Cricket legends of Barbados, along with the island’s cricketing history, must be part of this nation’s tourism product and story.
This is according to Minister of Tourism and International Transport, Kerrie Symmonds, who was speaking during the third Loyal Visitors Reception at the Cricket Legends Museum, Fontabelle, St. Michael, recently.
Minister Symmonds stressed that Barbadian cricket legends were a critical part of the island’s social and cultural development. He shared with the visitors why hosting the reception at the Cricket Legends Museum was special, and expressed it was also exciting for them to meet some of the island’s cricketing greats.

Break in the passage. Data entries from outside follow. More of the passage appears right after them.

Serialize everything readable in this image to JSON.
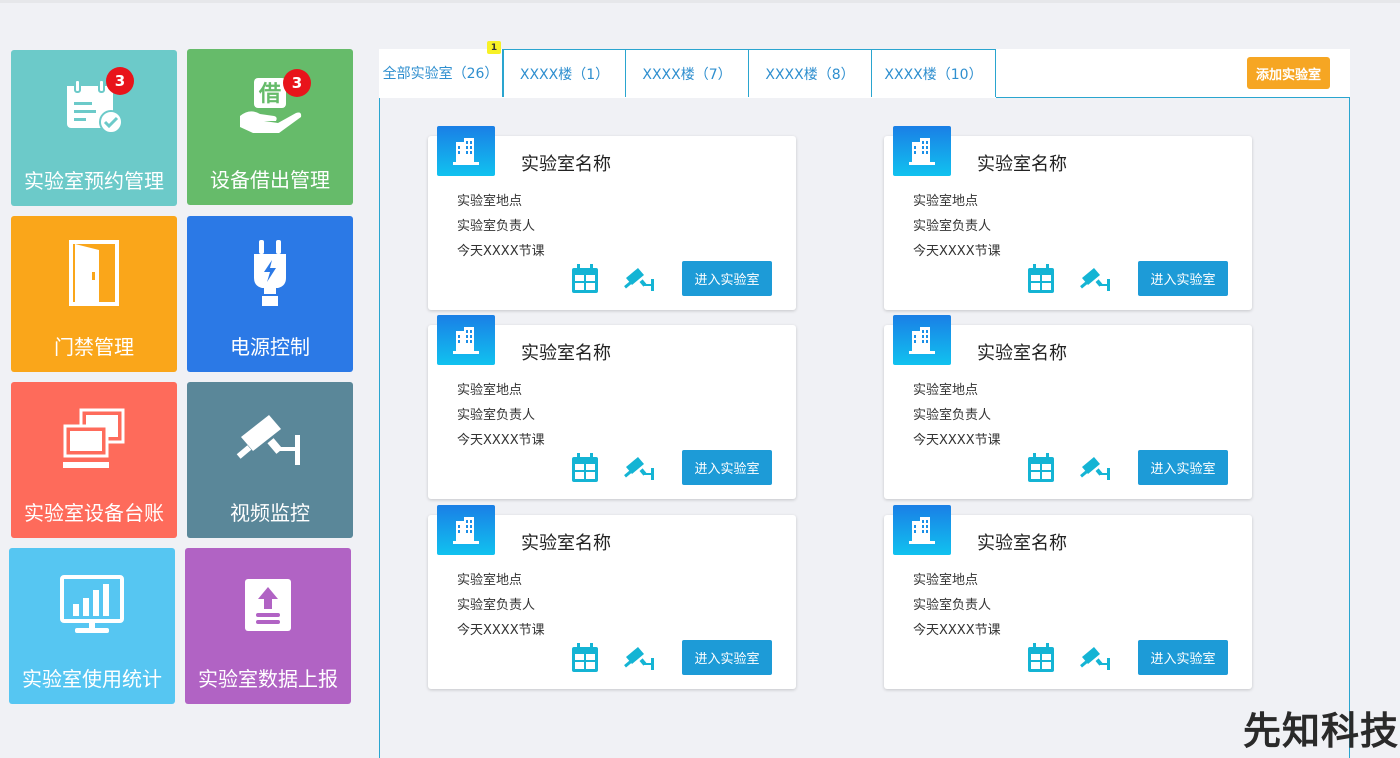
{
  "tiles": [
    {
      "label": "实验室预约管理",
      "color": "#6ccac9",
      "badge": "3",
      "icon": "calendar-check-icon"
    },
    {
      "label": "设备借出管理",
      "color": "#66bb6a",
      "badge": "3",
      "icon": "borrow-hand-icon"
    },
    {
      "label": "门禁管理",
      "color": "#faa61a",
      "badge": null,
      "icon": "door-icon"
    },
    {
      "label": "电源控制",
      "color": "#2b79e6",
      "badge": null,
      "icon": "power-plug-icon"
    },
    {
      "label": "实验室设备台账",
      "color": "#fe6b5b",
      "badge": null,
      "icon": "computer-icon"
    },
    {
      "label": "视频监控",
      "color": "#5a8799",
      "badge": null,
      "icon": "cctv-camera-icon"
    },
    {
      "label": "实验室使用统计",
      "color": "#56c6f2",
      "badge": null,
      "icon": "chart-monitor-icon"
    },
    {
      "label": "实验室数据上报",
      "color": "#b163c4",
      "badge": null,
      "icon": "upload-doc-icon"
    }
  ],
  "tabs": [
    {
      "label": "全部实验室（26）"
    },
    {
      "label": "XXXX楼（1）"
    },
    {
      "label": "XXXX楼（7）"
    },
    {
      "label": "XXXX楼（8）"
    },
    {
      "label": "XXXX楼（10）"
    }
  ],
  "tab_marker": "1",
  "add_button": "添加实验室",
  "cards": [
    {
      "name": "实验室名称",
      "location": "实验室地点",
      "manager": "实验室负责人",
      "today": "今天XXXX节课",
      "enter": "进入实验室"
    },
    {
      "name": "实验室名称",
      "location": "实验室地点",
      "manager": "实验室负责人",
      "today": "今天XXXX节课",
      "enter": "进入实验室"
    },
    {
      "name": "实验室名称",
      "location": "实验室地点",
      "manager": "实验室负责人",
      "today": "今天XXXX节课",
      "enter": "进入实验室"
    },
    {
      "name": "实验室名称",
      "location": "实验室地点",
      "manager": "实验室负责人",
      "today": "今天XXXX节课",
      "enter": "进入实验室"
    },
    {
      "name": "实验室名称",
      "location": "实验室地点",
      "manager": "实验室负责人",
      "today": "今天XXXX节课",
      "enter": "进入实验室"
    },
    {
      "name": "实验室名称",
      "location": "实验室地点",
      "manager": "实验室负责人",
      "today": "今天XXXX节课",
      "enter": "进入实验室"
    }
  ],
  "colors": {
    "accent": "#1d9bd7",
    "border": "#2aa5cf",
    "add": "#f6a623",
    "badge": "#e8141b"
  },
  "watermark": "先知科技"
}
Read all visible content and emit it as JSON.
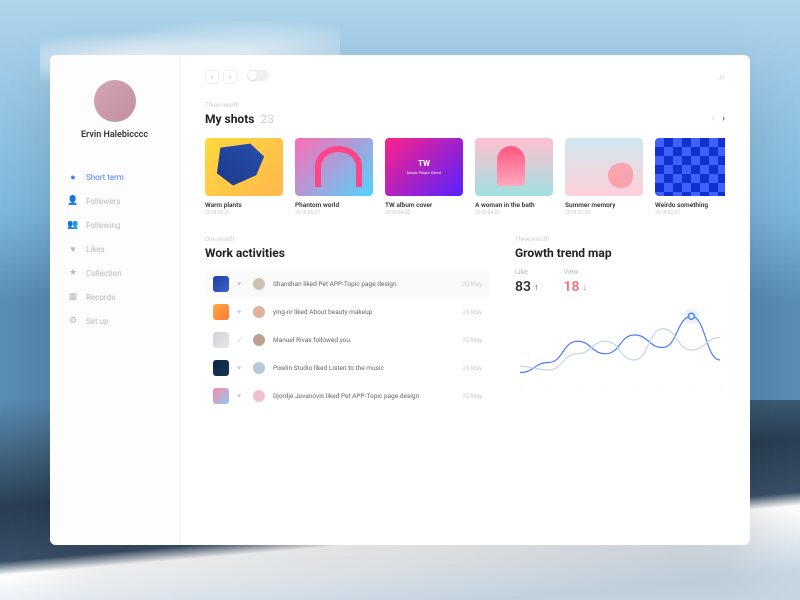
{
  "user": {
    "name": "Ervin Halebicccc"
  },
  "sidebar": {
    "items": [
      {
        "label": "Short term",
        "icon": "●",
        "active": true
      },
      {
        "label": "Followers",
        "icon": "👤"
      },
      {
        "label": "Following",
        "icon": "👥"
      },
      {
        "label": "Likes",
        "icon": "♥"
      },
      {
        "label": "Collection",
        "icon": "★"
      },
      {
        "label": "Records",
        "icon": "▦"
      },
      {
        "label": "Set up",
        "icon": "⚙"
      }
    ]
  },
  "shots": {
    "period": "Three month",
    "title": "My shots",
    "count": "23",
    "items": [
      {
        "title": "Warm plants",
        "date": "2018-05-21"
      },
      {
        "title": "Phantom world",
        "date": "2018-05-01"
      },
      {
        "title": "TW album cover",
        "date": "2018-04-20",
        "badge": "TW",
        "badge_sub": "Music Player Client"
      },
      {
        "title": "A woman in the bath",
        "date": "2018-04-03"
      },
      {
        "title": "Summer memory",
        "date": "2018-02-23"
      },
      {
        "title": "Weirdo something",
        "date": "2018-02-01"
      }
    ]
  },
  "activities": {
    "period": "One month",
    "title": "Work activities",
    "items": [
      {
        "text": "Shanshan liked Pet APP-Topic page design",
        "date": "25 May",
        "icon": "♥"
      },
      {
        "text": "ying-nr liked About beauty makeup",
        "date": "25 May",
        "icon": "♥"
      },
      {
        "text": "Manuel Rivas followed you.",
        "date": "25 May",
        "icon": "✓"
      },
      {
        "text": "Pixelin Studio liked Listen to the music",
        "date": "25 May",
        "icon": "♥"
      },
      {
        "text": "Djordje Jovanovic liked Pet APP-Topic page design",
        "date": "25 May",
        "icon": "♥"
      }
    ]
  },
  "growth": {
    "period": "Three month",
    "title": "Growth trend map",
    "stats": [
      {
        "label": "Like",
        "value": "83",
        "trend": "↑",
        "dir": "up"
      },
      {
        "label": "View",
        "value": "18",
        "trend": "↓",
        "dir": "down"
      }
    ]
  },
  "chart_data": {
    "type": "line",
    "x": [
      0,
      1,
      2,
      3,
      4,
      5,
      6,
      7
    ],
    "series": [
      {
        "name": "Like",
        "values": [
          10,
          18,
          35,
          25,
          40,
          30,
          55,
          20
        ],
        "color": "#4a7fff"
      },
      {
        "name": "View",
        "values": [
          15,
          12,
          25,
          35,
          20,
          45,
          28,
          38
        ],
        "color": "#c5d5ea"
      }
    ],
    "ylim": [
      0,
      60
    ]
  }
}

“We are here for a very important reason. The legends of Barbados are a critical part of the social and cultural development of this country. As such, I see them as a critical part of the tourism product of Barbados. The point has to be made that those people like Sir Charles Griffith, Sir Wes Hall, Mr. Desmond Haynes and the other cricketing knights…those are the people who helped to shape not just the cultural but the psychological development of this country. A country that was at that time either colonial or now coming out of a colonial experience and where young men were told that you were not as good as…or you could not be as good as…,” he said.
“On the field of play, where there is a great leveler called sports, they demonstrated not only equality, but they demonstrated domination over the entire world…. They gave to this country and by extension to the West Indies as a whole. If you remember Nelson Mandela’s recollection of the West Indies team back then, he said it gave life and hope and meaning to the struggle in South Africa. It is through the legends that we were placed on the international map….
“We are perpetually in debt to them for what they have done for the country. Part of the spirit of what we must do as a country now is to recognize the contribution of the legends and to have them as part and parcel of the tourism product, the tourism story,” Minister Symmonds insisted.
During the reception, many of the visitors mixed and mingled with cricket legends, including Sir Charles Griffith, Sir Wes Hall and Desmond Haynes. They also met with former West Indies cricketers, Ian Bradshaw, Sherwin Campbell and Vasbert Drakes.
British loyal visitor Jackie Ashleigh was praised and rewarded for visiting Barbados 100 times. Also recognized were Janice Oag for her 64 visits, Donald Patterson and Joe Scoles, who individually visited 60 times, and Eric and Louise Estwick for their 54 visits.